Documents on the Online Desktop

A quick thought about the Online Desktop effort.

I've started using the spreadsheets and documents of Google Docs lately and it has really started to change the way I think about documents.

The elegant simplicity of the revision management and collaboration of editing a Google Document with a group makes forwarding around variations of a Word document (or even an ODF doc) seem ridiculous.

There are a few things I like about Google Documents that I think could be important for the free desktop.

1. Collaboration - the collaboration in Gobby and coming to AbiWord are nice (and real-time), but you still have to find each-other. A google doc just lives on the network. It doesn't have a "home" (beyond a primary account). Everyone invited has equally easy access to it.

2. Organization - rather than a fixed desktop metaphor with a set of folders (which I had been quite satisfied with until now), Google Docs organizes your documents more like email (or Gmail, I suppose) with the most recently edited/created docs at the top of the list. You can order by any other attribute as well. Documents that you're working on are always there at the top, and old stuff just falls away. I'd love it if the documents I work on on my own desktop worked this way as well. Right now, the six-month-old document on my desktop looks exactly the same as the one next to it that I created 10 minutes ago, yet they are not equal.

3. Accessibility - like my IMAP/web-based email, like my jabber accounts, like my whatever-space/book account, the docs I create, share, and edit with Google Documents are accessible from any computer with a web-browser. Given the level of connectivity we enjoy these days, it's surprising that this level of universal access to all of the information on our PCs isn't considered a basic necessity.

Of course, there are drawbacks. Google Docs is great for editing documents with limited formatting (though I wouldn't hesitate to write a book using it, and format later - especially given the export options to ODF). WYSIWYG editing can still be pretty annoying on the web and still isn't as solid as most desktop apps.

Also, and perhaps most importantly, it's not running on free software. Well, it's running on a lot of free software (*nix, apache, etc.), but the document sharing software itself is not free. This leads towards the discussion of what "free-as-in-speech services" are, and I'm really not sure.

One one hand, Google has a good API, good import/export (including free/open formats like ODF), so I can get my data in and out without too much fear of lock-in.

On the other hand, I don't have control over a key layer and important aspects of the interface. If Google Docs isn't available in my language, there's nothing I can do. If Google Docs shared my docs with my oppressive government (I'm not suggesting they do, just a hypothetical), there's nothing I can do.

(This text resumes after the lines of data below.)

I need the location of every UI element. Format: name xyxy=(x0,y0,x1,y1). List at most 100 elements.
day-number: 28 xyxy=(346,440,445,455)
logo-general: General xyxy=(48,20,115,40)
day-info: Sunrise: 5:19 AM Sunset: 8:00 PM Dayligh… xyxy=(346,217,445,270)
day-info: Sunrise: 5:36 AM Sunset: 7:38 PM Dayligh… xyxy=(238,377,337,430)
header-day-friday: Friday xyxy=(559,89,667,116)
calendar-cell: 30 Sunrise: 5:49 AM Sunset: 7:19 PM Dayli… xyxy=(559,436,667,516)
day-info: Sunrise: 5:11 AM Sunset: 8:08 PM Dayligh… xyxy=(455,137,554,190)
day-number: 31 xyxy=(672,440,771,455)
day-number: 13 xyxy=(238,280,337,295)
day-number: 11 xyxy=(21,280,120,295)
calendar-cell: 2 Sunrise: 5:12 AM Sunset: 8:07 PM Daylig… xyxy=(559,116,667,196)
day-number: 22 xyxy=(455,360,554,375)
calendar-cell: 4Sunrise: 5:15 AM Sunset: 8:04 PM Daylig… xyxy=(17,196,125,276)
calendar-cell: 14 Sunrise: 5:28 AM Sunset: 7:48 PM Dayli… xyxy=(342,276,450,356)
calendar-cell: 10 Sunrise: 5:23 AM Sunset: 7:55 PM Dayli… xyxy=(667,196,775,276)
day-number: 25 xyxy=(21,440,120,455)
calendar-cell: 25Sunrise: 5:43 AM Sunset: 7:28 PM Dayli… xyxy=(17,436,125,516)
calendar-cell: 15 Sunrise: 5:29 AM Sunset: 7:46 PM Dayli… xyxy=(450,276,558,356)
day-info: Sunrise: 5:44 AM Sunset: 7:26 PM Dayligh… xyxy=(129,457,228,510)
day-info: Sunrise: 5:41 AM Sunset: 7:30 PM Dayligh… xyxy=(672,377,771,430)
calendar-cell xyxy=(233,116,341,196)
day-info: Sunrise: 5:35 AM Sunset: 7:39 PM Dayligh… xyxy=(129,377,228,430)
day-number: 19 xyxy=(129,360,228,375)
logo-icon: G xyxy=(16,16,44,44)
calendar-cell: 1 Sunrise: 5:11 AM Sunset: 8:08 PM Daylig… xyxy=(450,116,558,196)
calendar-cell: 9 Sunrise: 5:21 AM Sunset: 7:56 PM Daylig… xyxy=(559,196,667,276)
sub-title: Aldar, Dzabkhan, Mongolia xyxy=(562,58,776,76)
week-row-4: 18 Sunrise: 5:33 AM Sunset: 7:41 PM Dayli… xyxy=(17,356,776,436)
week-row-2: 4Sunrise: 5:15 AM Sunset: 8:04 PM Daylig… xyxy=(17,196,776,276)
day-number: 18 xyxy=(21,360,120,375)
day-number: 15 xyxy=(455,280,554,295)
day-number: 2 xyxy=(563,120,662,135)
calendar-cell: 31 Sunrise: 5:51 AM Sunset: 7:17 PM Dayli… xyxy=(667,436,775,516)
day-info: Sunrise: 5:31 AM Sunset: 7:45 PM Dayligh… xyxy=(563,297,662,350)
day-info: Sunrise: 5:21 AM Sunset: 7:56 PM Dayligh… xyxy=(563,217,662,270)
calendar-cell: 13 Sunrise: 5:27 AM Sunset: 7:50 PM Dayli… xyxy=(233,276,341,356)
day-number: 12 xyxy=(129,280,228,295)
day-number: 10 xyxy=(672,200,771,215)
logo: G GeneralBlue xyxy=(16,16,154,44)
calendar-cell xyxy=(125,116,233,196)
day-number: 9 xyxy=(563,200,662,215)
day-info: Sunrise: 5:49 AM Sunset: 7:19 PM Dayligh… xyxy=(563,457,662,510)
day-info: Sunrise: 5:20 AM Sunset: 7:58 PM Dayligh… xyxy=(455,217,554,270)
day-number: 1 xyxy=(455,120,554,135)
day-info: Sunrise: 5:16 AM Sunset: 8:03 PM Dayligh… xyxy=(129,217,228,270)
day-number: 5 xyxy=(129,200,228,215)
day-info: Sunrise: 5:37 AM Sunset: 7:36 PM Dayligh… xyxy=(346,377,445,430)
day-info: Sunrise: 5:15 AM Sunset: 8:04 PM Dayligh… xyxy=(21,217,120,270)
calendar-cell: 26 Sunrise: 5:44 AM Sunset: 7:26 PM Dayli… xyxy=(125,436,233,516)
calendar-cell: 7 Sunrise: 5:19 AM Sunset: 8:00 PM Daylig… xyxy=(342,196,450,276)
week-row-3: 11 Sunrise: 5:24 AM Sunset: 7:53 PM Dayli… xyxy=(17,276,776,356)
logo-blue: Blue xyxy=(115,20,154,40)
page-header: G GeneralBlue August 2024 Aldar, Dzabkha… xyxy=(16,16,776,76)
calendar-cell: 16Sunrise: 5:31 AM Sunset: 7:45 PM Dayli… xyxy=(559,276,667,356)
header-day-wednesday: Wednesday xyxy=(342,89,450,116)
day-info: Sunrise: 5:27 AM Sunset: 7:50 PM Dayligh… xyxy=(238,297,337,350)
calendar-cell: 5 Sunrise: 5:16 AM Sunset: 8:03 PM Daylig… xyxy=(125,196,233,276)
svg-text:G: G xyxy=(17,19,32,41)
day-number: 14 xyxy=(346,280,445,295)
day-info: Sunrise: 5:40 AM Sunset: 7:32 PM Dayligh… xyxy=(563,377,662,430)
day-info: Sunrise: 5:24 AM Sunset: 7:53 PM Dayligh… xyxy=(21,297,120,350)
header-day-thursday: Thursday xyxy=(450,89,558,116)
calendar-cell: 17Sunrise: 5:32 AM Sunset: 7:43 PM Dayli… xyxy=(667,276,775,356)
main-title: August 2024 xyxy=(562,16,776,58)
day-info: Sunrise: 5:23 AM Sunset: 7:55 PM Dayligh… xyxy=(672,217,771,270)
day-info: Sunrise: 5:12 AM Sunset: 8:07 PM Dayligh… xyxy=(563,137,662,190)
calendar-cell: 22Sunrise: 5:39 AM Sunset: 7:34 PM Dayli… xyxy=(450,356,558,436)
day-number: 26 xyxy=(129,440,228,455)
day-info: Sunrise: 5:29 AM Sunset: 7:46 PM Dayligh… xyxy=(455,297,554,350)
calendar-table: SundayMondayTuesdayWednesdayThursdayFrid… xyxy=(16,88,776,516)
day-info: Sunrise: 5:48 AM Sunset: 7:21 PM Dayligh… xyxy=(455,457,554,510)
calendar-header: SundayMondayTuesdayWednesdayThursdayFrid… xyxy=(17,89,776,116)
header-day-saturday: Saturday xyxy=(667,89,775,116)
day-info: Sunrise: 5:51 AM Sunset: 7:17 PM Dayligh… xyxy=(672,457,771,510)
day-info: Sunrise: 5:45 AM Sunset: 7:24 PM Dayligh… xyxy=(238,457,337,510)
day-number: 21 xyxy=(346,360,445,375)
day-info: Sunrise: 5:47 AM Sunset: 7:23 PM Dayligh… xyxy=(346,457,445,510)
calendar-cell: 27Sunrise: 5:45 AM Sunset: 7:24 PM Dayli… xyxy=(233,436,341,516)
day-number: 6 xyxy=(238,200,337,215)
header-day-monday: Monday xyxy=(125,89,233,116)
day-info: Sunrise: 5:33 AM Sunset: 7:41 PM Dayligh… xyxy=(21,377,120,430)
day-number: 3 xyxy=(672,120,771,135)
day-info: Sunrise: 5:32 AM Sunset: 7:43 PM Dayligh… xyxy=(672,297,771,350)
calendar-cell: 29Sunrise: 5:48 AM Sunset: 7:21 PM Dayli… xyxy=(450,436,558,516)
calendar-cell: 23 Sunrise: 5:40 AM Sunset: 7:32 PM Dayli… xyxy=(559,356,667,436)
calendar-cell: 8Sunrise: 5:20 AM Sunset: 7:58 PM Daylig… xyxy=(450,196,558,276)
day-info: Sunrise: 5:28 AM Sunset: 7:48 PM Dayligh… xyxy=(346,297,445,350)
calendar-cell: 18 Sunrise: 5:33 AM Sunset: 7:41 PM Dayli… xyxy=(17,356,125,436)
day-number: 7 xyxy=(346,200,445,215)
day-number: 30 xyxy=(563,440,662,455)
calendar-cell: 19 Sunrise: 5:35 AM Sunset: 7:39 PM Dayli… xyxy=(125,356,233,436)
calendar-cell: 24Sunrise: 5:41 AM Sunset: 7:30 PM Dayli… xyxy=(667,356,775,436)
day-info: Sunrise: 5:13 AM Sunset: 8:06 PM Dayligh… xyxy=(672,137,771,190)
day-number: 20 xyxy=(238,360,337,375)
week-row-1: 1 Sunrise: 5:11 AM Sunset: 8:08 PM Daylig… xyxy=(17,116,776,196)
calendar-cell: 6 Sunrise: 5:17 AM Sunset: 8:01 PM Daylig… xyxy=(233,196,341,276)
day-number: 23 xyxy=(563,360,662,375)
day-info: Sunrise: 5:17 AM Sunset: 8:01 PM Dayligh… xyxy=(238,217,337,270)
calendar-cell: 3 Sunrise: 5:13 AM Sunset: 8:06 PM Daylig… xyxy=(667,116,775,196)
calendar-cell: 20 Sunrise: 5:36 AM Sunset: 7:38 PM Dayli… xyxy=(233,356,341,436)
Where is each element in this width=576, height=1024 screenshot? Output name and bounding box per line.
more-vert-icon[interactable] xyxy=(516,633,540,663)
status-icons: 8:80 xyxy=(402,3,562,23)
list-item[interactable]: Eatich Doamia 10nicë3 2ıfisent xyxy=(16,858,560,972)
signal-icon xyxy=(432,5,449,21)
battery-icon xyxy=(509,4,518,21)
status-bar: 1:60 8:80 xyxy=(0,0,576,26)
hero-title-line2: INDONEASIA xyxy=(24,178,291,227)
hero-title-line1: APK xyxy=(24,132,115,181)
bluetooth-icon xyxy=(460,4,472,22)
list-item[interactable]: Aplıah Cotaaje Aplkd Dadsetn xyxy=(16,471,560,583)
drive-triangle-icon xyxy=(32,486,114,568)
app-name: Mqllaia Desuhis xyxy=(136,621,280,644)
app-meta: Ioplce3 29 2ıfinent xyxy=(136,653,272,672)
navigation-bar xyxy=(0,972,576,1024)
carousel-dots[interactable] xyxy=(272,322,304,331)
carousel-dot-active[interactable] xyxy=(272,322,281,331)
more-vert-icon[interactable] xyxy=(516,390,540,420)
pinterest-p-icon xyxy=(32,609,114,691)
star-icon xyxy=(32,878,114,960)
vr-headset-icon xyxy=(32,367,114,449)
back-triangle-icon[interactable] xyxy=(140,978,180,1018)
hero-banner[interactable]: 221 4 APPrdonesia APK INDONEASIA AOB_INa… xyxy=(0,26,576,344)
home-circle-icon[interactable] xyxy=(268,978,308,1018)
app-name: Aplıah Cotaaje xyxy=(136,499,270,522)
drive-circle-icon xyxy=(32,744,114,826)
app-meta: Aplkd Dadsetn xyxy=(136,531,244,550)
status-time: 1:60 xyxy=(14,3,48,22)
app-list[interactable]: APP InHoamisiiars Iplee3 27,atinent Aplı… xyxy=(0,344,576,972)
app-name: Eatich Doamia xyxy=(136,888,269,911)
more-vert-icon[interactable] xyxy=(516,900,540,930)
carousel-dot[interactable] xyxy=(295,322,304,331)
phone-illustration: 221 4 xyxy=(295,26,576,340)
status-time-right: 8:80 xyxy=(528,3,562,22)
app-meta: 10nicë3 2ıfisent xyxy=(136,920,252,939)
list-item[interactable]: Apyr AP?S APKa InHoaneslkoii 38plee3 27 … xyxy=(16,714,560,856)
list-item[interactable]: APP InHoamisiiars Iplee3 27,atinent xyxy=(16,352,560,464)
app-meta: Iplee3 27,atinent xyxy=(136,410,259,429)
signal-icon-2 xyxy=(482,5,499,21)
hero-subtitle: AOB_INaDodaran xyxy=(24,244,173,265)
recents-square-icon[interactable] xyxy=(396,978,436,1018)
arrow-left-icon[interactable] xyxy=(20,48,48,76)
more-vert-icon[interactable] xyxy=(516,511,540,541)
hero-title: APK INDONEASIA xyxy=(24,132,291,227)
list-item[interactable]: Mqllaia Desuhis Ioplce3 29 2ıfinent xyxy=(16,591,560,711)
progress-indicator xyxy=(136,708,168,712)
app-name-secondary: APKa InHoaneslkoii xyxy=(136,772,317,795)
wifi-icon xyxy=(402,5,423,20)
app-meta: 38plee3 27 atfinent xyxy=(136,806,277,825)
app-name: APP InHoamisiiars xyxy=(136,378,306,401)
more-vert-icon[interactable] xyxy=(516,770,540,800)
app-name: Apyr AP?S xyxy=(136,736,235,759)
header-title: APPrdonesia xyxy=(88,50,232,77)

Building free-software alternatives to Google Docs seems like a huge undertaking (to do as well as they have done), but I would have said the same thing about a desktop operating system 15 years ago.

Anyhow, I don't have any grand conclusions. Rather, I just wanted to share some of the impact the use of Google Documents has had on how I think about documents and the network.

If I was to take anything from this, it would be that I don't want the wall to exist between my "desktop documents" that I have created and edited on my own PC (with OpenOffice, Inkscape, etc.) to be completely segregated from any docs I create with an online service. I'm not sure how, but it seems that a document I create on my desktop should show up in my google docs and vice-versa.